La insuficiencia renal aguda (IRA), también referida en ocasiones como injuria renal aguda, fallo renal agudo o fracaso renal agudo, es un síndrome clínico que se caracteriza por un deterioro brusco de la función renal que puede observarse en custión de horas o días. Su expresión común es un aumento en la concentración de los productos nitrogenados en sangre, anormalidades electrolíticas y acido-básicas, además de que pueda concurrir, o no, oliguria (volumen de orina <400mL/día). A pesar de algunas limitaciones, la concentración sérica de creatinina y la de urea proporcionan una estimación eficaz y rápida de la tasa de filtrado glomerular, lo que permite detectar de forma precoz escenarios de IRA.
Atendiendo a la etiología de la afectación se establece la clasificación de tres tipos de insuficiencia renal aguda: pre-renal o funcional; intrínseca, renal o parenquimatosa; post-renal u obstructiva.
La induficiencia renal aguda pre-renal o funcional es una reducción de la función renal de causa hemodinámica, sin daño estructural renal y por definición, reversible si se actúa de forma adecuada y a tiempo. Se puede producir en caso de hipervolemia, ya sea de tipo absoluto (vómitos, diarrea, hemorragia, baja ingesta de líquidos, uso de diuréticos) o relativo por menor débito cardíaco (insuficiencia cardíaca, hipertensión pulmonar), vasodilatación periférica (fallo hepático, shock séptico, anafilaxis, fármacos hipotensores, anestesia general) o vasoconstricción renal (fallo hepático, fármacos, sepsis). Ante esta situación se produce una respuesta fisiológica compensatoria, mediada por reacciones hormonales y estímulos nerviosos, que conduce a una hipo-perfusión renal. Esto puede conllevar que el volumen de orina producido en 24 horas se encuentre por debajo de 500 mL, con lo que, aunque el riñón funcione correctamente y concentre el máximo de su capacidad, no se conseguirán eliminar todas las substancias de desecho metabólico y se producirá una retención en plasma de productos nitrogenados (azotemia). Por lo general, este tipo de fracaso renal se presenta asociado a oliguria. En este caso se denomina insuficiencia renal aguda prerenal o funcional, por cuanto la respuesta del riñón se desarrolla con fines compensadores y, al revertir la causa, éste vuelve a la situación de normalidad.
La IRA intrínseca, renal o parenquimatosas, involucra, como su nombre indica, al parénquima renal y, en este caso, se encuentra comprometida la función tubular, intersticial, glomerular o vascular del riñón. En este tipo de IRA es muy frecuente la presencia de lesiones a nivel de las células tubulares renales, que presentan pérdida de polaridad, necrosis y situaciones de apoptosis celular. Esta lesión se conoce como Necrosis Tubular Aguda (NTA) o Enfermedad Tubular Aguda (ETA) y su origen es principalmente isquémico (en muchos casos debido a una IRA pre-renal que se prolongue en el tiempo o que sea especialmente grave) y menos frecuentemente por exposición a tóxicos como antibióticos aminoglucósidos, fármacos citotóxicos o metales pesados entre otros.

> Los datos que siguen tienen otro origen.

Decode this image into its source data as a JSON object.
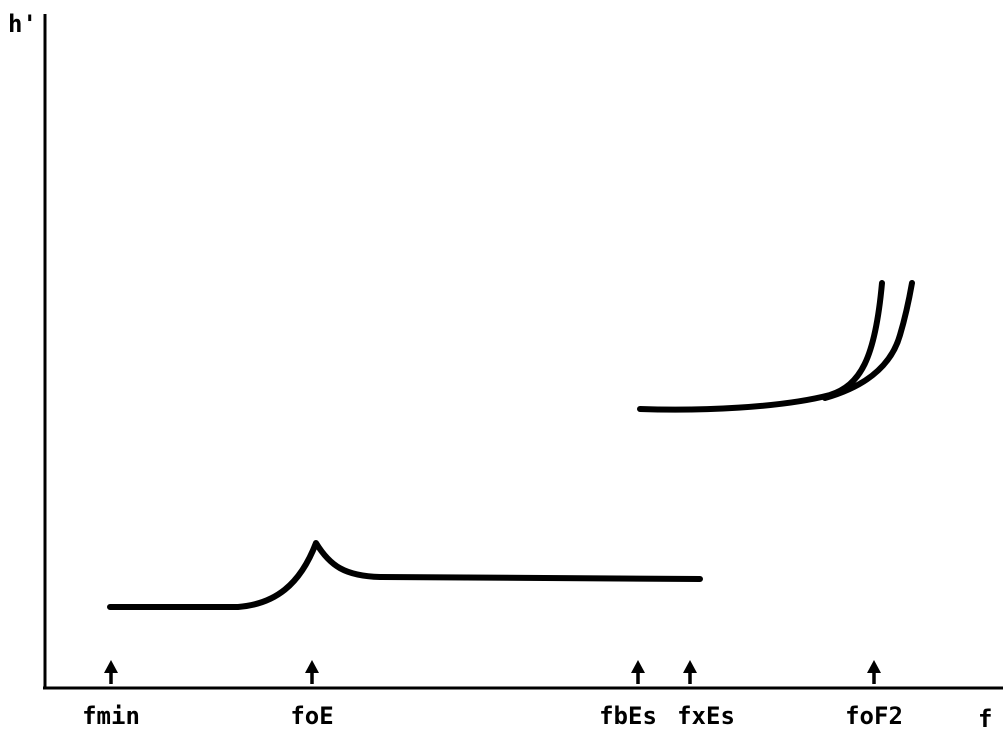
{
  "axes": {
    "y_label": "h'",
    "x_label": "f"
  },
  "markers": [
    {
      "label": "fmin"
    },
    {
      "label": "foE"
    },
    {
      "label": "fbEs"
    },
    {
      "label": "fxEs"
    },
    {
      "label": "foF2"
    }
  ]
}
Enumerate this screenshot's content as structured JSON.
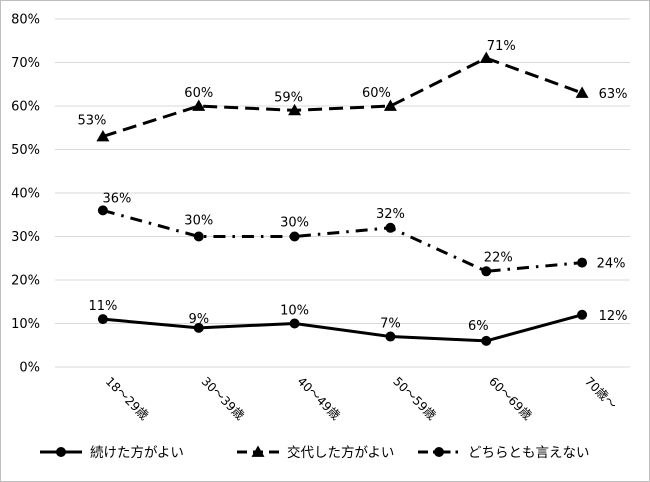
{
  "chart_data": {
    "type": "line",
    "categories": [
      "18～29歳",
      "30～39歳",
      "40～49歳",
      "50～59歳",
      "60～69歳",
      "70歳～"
    ],
    "ylim": [
      0,
      80
    ],
    "yticks": [
      "0%",
      "10%",
      "20%",
      "30%",
      "40%",
      "50%",
      "60%",
      "70%",
      "80%"
    ],
    "grid": true,
    "legend_position": "bottom",
    "series": [
      {
        "name": "続けた方がよい",
        "values": [
          11,
          9,
          10,
          7,
          6,
          12
        ],
        "labels": [
          "11%",
          "9%",
          "10%",
          "7%",
          "6%",
          "12%"
        ],
        "line_style": "solid",
        "marker": "circle",
        "color": "#000000"
      },
      {
        "name": "交代した方がよい",
        "values": [
          53,
          60,
          59,
          60,
          71,
          63
        ],
        "labels": [
          "53%",
          "60%",
          "59%",
          "60%",
          "71%",
          "63%"
        ],
        "line_style": "dash",
        "marker": "triangle",
        "color": "#000000"
      },
      {
        "name": "どちらとも言えない",
        "values": [
          36,
          30,
          30,
          32,
          22,
          24
        ],
        "labels": [
          "36%",
          "30%",
          "30%",
          "32%",
          "22%",
          "24%"
        ],
        "line_style": "dash-dot",
        "marker": "circle",
        "color": "#000000"
      }
    ]
  }
}
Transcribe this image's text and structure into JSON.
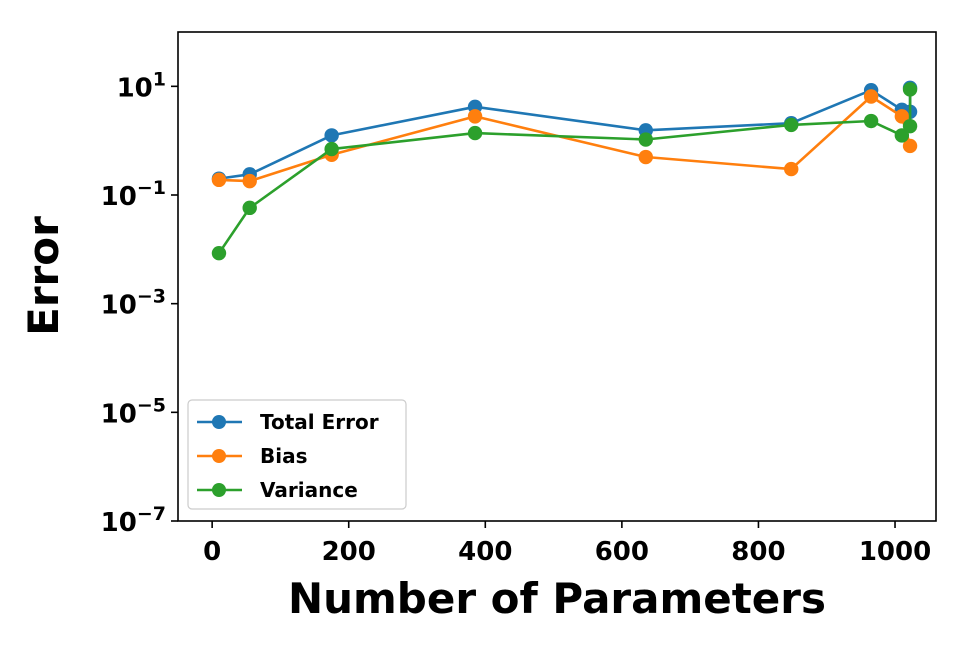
{
  "chart_data": {
    "type": "line",
    "xlabel": "Number of Parameters",
    "ylabel": "Error",
    "yscale": "log",
    "xlim": [
      -50,
      1060
    ],
    "ylim": [
      1e-07,
      100
    ],
    "xticks": [
      0,
      200,
      400,
      600,
      800,
      1000
    ],
    "xtick_labels": [
      "0",
      "200",
      "400",
      "600",
      "800",
      "1000"
    ],
    "yticks": [
      1e-07,
      1e-05,
      0.001,
      0.1,
      10
    ],
    "ytick_labels": [
      {
        "base": "10",
        "exp": "−7"
      },
      {
        "base": "10",
        "exp": "−5"
      },
      {
        "base": "10",
        "exp": "−3"
      },
      {
        "base": "10",
        "exp": "−1"
      },
      {
        "base": "10",
        "exp": "1"
      }
    ],
    "legend_position": "lower-left",
    "series": [
      {
        "name": "Total Error",
        "color": "#1f77b4",
        "points": [
          [
            10,
            0.2
          ],
          [
            55,
            0.24
          ],
          [
            175,
            1.25
          ],
          [
            385,
            4.2
          ],
          [
            635,
            1.55
          ],
          [
            848,
            2.1
          ],
          [
            965,
            8.5
          ],
          [
            1010,
            3.7
          ],
          [
            1022,
            3.4
          ],
          [
            1022,
            9.4
          ]
        ]
      },
      {
        "name": "Bias",
        "color": "#ff7f0e",
        "points": [
          [
            10,
            0.19
          ],
          [
            55,
            0.18
          ],
          [
            175,
            0.55
          ],
          [
            385,
            2.8
          ],
          [
            635,
            0.5
          ],
          [
            848,
            0.3
          ],
          [
            965,
            6.5
          ],
          [
            1010,
            2.8
          ],
          [
            1022,
            0.8
          ]
        ]
      },
      {
        "name": "Variance",
        "color": "#2ca02c",
        "points": [
          [
            10,
            0.0085
          ],
          [
            55,
            0.058
          ],
          [
            175,
            0.7
          ],
          [
            385,
            1.38
          ],
          [
            635,
            1.05
          ],
          [
            848,
            1.95
          ],
          [
            965,
            2.3
          ],
          [
            1010,
            1.25
          ],
          [
            1022,
            1.85
          ],
          [
            1022,
            8.8
          ]
        ]
      }
    ]
  }
}
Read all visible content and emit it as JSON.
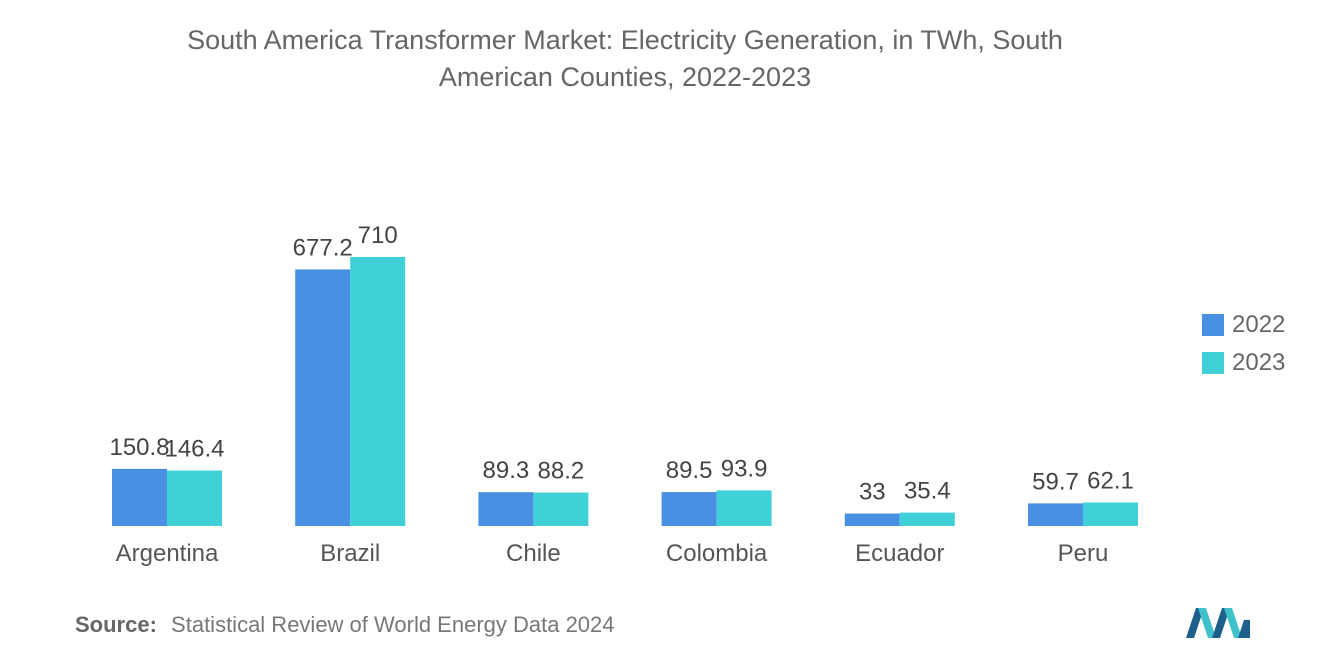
{
  "chart_data": {
    "type": "bar",
    "title": "South America Transformer Market: Electricity Generation, in TWh, South American Counties, 2022-2023",
    "title_lines": [
      "South America Transformer Market: Electricity Generation, in TWh, South",
      "American Counties, 2022-2023"
    ],
    "categories": [
      "Argentina",
      "Brazil",
      "Chile",
      "Colombia",
      "Ecuador",
      "Peru"
    ],
    "series": [
      {
        "name": "2022",
        "color": "#4a90e2",
        "values": [
          150.8,
          677.2,
          89.3,
          89.5,
          33,
          59.7
        ],
        "labels": [
          "150.8",
          "677.2",
          "89.3",
          "89.5",
          "33",
          "59.7"
        ]
      },
      {
        "name": "2023",
        "color": "#40d0d8",
        "values": [
          146.4,
          710,
          88.2,
          93.9,
          35.4,
          62.1
        ],
        "labels": [
          "146.4",
          "710",
          "88.2",
          "93.9",
          "35.4",
          "62.1"
        ]
      }
    ],
    "xlabel": "",
    "ylabel": "",
    "ylim": [
      0,
      710
    ],
    "grid": false,
    "legend_position": "right"
  },
  "source": {
    "label": "Source:",
    "text": "Statistical Review of World Energy Data 2024"
  }
}
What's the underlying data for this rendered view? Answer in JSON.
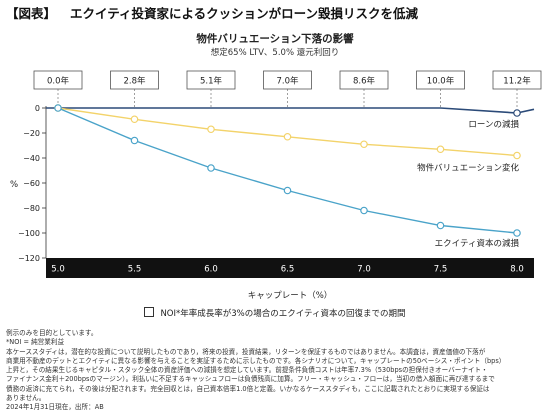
{
  "header": {
    "tag": "【図表】",
    "title": "エクイティ投資家によるクッションがローン毀損リスクを低減"
  },
  "chart_data": {
    "type": "line",
    "title": "物件バリュエーション下落の影響",
    "subtitle": "想定65% LTV、5.0% 還元利回り",
    "xlabel": "キャップレート（%）",
    "ylabel": "%",
    "x": [
      "5.0",
      "5.5",
      "6.0",
      "6.5",
      "7.0",
      "7.5",
      "8.0"
    ],
    "xlim": [
      5.0,
      8.0
    ],
    "ylim": [
      -120,
      0
    ],
    "yticks": [
      "0",
      "−20",
      "−40",
      "−60",
      "−80",
      "−100",
      "−120"
    ],
    "ytick_values": [
      0,
      -20,
      -40,
      -60,
      -80,
      -100,
      -120
    ],
    "grid": false,
    "recovery_years": [
      "0.0年",
      "2.8年",
      "5.1年",
      "7.0年",
      "8.6年",
      "10.0年",
      "11.2年"
    ],
    "series": [
      {
        "name": "ローンの減損",
        "color": "#2b4a78",
        "marker": false,
        "values": [
          0,
          0,
          0,
          0,
          0,
          0,
          -4
        ]
      },
      {
        "name": "物件バリュエーション変化",
        "color": "#f3d36a",
        "marker": true,
        "values": [
          0,
          -9,
          -17,
          -23,
          -29,
          -33,
          -38
        ]
      },
      {
        "name": "エクイティ資本の減損",
        "color": "#4aa3c9",
        "marker": true,
        "values": [
          0,
          -26,
          -48,
          -66,
          -82,
          -94,
          -100
        ]
      }
    ]
  },
  "legend": {
    "label": "NOI*年率成長率が3%の場合のエクイティ資本の回復までの期間"
  },
  "notes": [
    "例示のみを目的としています。",
    "*NOI = 純営業利益",
    "本ケーススタディは，潜在的な投資について説明したものであり，将来の投資，投資結果，リターンを保証するものではありません。本調査は，資産価値の下落が",
    "商業用不動産のデットとエクイティに異なる影響を与えることを実証するために示したものです。各シナリオについて，キャップレートの50ベーシス・ポイント（bps）",
    "上昇と，その結果生じるキャピタル・スタック全体の資産評価への減損を想定しています。前提条件負債コストは年率7.3%（530bpsの担保付きオーバーナイト・",
    "ファイナンス金利＋200bpsのマージン）。利払いに不足するキャッシュフローは負債残高に加算。フリー・キャッシュ・フローは，当初の借入額面に再び達するまで",
    "債務の返済に充てられ，その後は分配されます。完全回収とは，自己資本倍率1.0倍と定義。いかなるケーススタディも，ここに記載されたとおりに実現する保証は",
    "ありません。",
    "2024年1月31日現在，出所：AB"
  ]
}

Otras causas que pueden conducir también a una IRA intrínseca pueden ser glomerulonefritis (inflamación de los glomérulos de origen autoinmune o infeccioso), nefritis intersticial (inflamación de los espacios entre los túbulos renales, generalmente de origen medicamentoso) o problemas vasculares como la enfermedad ateroembólica y los embolismos o las trombosis en las arterias y las venas renales. En muchos casos son varios los mecanismos que conducen al fallo renal agudo, sumándose causas que comprometen la perfusión renal y una lesión renal directa por tóxicos. La IRA intrínseca puede ser oligúrica, anúrica o con diuresis conservada. En este último caso la orina es de “mala calidad”, poco concentrada en productos nitrogenados.
En relación a la insuficiencia renal aguda post-renal, en situaciones en las que el riñón cumpla inicialmente bien sus funciones de filtrar, reabsorber y secretar, una obstrucción al flujo urinario (por patología prostática, litiasis, coágulo sanguíneo, necrosis papilar, entre otras causas) puede acabar repercutiendo en la funcionalidad del órgano. Esto puede llevar, si la afectación es bilateral (o unilateral sobre un único riñón que funcione), a provocar anuria (definida como la emisión de orina menor de 100mL en 24 horas). En este caso se habla de fracaso renal agudo obstructivo o post-renal. El grado de reversibilidad es alto y la función renal retorna con rapidez a sus valores iníciales si se corrige la causa o se facilita simplemente la evacuación de la orina (mediante sondaje, cateterización o nefrostomía).